La mairie de Cagnes-sur-Mer, dirigée par une majorité d’extrême droite depuis les dernières élections locales, a décidé de ne pas reconduire le bail de la Maison des artistes de la commune. Selon Libération, cette décision marque la fin d’un engagement historique de soixante-dix ans en faveur de la création contemporaine et expérimentale, au profit d’un soutien prioritaire aux projets «patrimoniaux».
Ce qu'il faut retenir
- La nouvelle municipalité cagnoise, issue du Rassemblement National, met fin à un bail de 70 ans accordé à la Maison des artistes.
- Cette structure était un pilier de la vie artistique locale, accueillant des artistes contemporains et expérimentaux.
- Le changement de cap privilégie désormais les projets «patrimoniaux» au détriment de l’art contemporain ou avant-gardiste.
- La décision s’inscrit dans une volonté affichée de réorienter les subventions municipales vers des formes artistiques jugées plus «traditionnelles».
Un héritage artistique de sept décennies menacé
Depuis 1956, la Maison des artistes de Cagnes-sur-Mer était un lieu emblématique pour les créateurs locaux et nationaux. Installée dans une ancienne bastide du centre-ville, cette structure avait pour mission de soutenir les pratiques artistiques contemporaines, parfois audacieuses, souvent en marge des circuits institutionnels. Selon nos confrères de Libération, le bail qui liait la ville à cette institution n’a pas été reconduit à l’issue de la mandature précédente, une première depuis sa création. «C’était un symbole fort, une fierté pour la ville», confie un ancien membre de l’association gestionnaire, sous couvert d’anonymat. La Maison des artistes organisait des expositions, des résidences et des ateliers ouverts au public, contribuant ainsi à la vitalité culturelle de la commune des Alpes-Maritimes.
Un virage politique et culturel assumé
Avec l’arrivée du Rassemblement National à la tête de la mairie en 2026, les priorités artistiques ont été redéfinies. La nouvelle équipe municipale justifie cette orientation par la volonté de «soutenir une culture ancrée dans l’histoire locale et accessible à tous», comme l’a expliqué un adjoint au maire, cité par Libération. «Nous souhaitons favoriser la création patrimoniale plutôt que des œuvres trop conceptuelles ou pointues, qui ne parlent pas au grand public», a-t-il précisé. Cette position s’inscrit dans une ligne politique plus large, visant à recentrer les financements municipaux sur des projets perçus comme moins clivants et plus consensuels.

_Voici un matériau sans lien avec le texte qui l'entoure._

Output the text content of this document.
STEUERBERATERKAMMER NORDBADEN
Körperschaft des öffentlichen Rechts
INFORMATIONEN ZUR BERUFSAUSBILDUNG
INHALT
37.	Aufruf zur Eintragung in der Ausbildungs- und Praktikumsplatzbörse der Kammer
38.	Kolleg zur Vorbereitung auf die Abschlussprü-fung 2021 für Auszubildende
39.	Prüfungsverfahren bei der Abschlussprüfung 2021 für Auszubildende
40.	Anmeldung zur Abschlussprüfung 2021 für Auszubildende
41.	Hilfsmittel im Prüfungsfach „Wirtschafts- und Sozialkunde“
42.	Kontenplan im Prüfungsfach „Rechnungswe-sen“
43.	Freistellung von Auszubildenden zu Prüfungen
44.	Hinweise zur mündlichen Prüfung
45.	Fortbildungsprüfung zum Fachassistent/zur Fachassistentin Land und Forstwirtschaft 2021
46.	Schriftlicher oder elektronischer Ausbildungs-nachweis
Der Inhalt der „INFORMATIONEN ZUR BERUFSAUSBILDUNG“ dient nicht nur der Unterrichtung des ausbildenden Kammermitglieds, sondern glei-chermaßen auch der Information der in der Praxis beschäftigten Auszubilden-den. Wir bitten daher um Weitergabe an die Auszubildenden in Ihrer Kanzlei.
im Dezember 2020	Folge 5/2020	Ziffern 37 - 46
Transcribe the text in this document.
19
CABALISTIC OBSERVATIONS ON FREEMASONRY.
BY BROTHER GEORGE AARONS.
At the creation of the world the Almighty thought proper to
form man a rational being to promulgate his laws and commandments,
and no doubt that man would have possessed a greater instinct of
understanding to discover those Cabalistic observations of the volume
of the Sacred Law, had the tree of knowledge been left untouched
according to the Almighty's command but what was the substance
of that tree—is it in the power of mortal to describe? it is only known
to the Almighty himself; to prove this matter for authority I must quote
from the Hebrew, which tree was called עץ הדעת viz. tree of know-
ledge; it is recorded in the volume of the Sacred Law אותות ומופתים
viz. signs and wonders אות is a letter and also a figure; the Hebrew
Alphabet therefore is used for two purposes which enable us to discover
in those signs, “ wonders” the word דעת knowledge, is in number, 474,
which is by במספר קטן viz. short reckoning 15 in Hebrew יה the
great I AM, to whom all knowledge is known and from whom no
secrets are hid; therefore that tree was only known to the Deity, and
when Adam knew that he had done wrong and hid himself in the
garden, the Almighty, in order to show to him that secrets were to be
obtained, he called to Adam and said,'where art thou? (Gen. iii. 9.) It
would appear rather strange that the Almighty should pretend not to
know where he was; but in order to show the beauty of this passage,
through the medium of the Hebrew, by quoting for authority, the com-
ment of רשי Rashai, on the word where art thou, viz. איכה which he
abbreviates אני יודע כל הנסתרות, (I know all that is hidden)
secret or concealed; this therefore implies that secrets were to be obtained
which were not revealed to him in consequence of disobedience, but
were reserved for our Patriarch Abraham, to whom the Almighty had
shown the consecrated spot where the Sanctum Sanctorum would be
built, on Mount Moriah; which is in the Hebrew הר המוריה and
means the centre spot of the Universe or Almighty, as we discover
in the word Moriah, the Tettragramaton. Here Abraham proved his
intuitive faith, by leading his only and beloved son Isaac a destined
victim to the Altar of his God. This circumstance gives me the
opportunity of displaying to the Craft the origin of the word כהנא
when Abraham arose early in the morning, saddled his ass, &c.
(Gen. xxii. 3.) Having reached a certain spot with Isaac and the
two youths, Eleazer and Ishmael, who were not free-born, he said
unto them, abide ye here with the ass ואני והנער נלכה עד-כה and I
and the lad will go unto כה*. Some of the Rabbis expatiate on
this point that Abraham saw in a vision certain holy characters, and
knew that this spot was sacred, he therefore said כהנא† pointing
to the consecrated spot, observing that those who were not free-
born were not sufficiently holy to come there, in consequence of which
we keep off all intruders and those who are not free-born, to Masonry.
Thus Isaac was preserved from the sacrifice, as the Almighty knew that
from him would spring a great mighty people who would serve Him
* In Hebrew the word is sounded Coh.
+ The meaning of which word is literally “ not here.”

Les réactions de la sphère artistique locale
Cette annonce a suscité une vague de critiques parmi les artistes et les associations culturelles de la région. «C’est une rupture brutale avec une tradition d’ouverture et de diversité», s’insurge l’un des fondateurs de la Maison des artistes, qui craint pour l’avenir des structures alternatives dans le département. «À l’heure où l’art contemporain est déjà marginalisé dans les musées et les galeries, c’est un coup dur pour ceux qui osent innover», ajoute-t-il. Une pétition en ligne, lancée dès l’officialisation de la décision, a déjà recueilli plusieurs milliers de signatures, appelant la mairie à revenir sur sa position. Les signataires dénoncent une «instrumentalisation de la culture à des fins idéologiques».
«Le patrimoine, c’est aussi l’art de demain. En tournant le dos à la création contemporaine, la ville prend le risque de s’appauvrir culturellement.»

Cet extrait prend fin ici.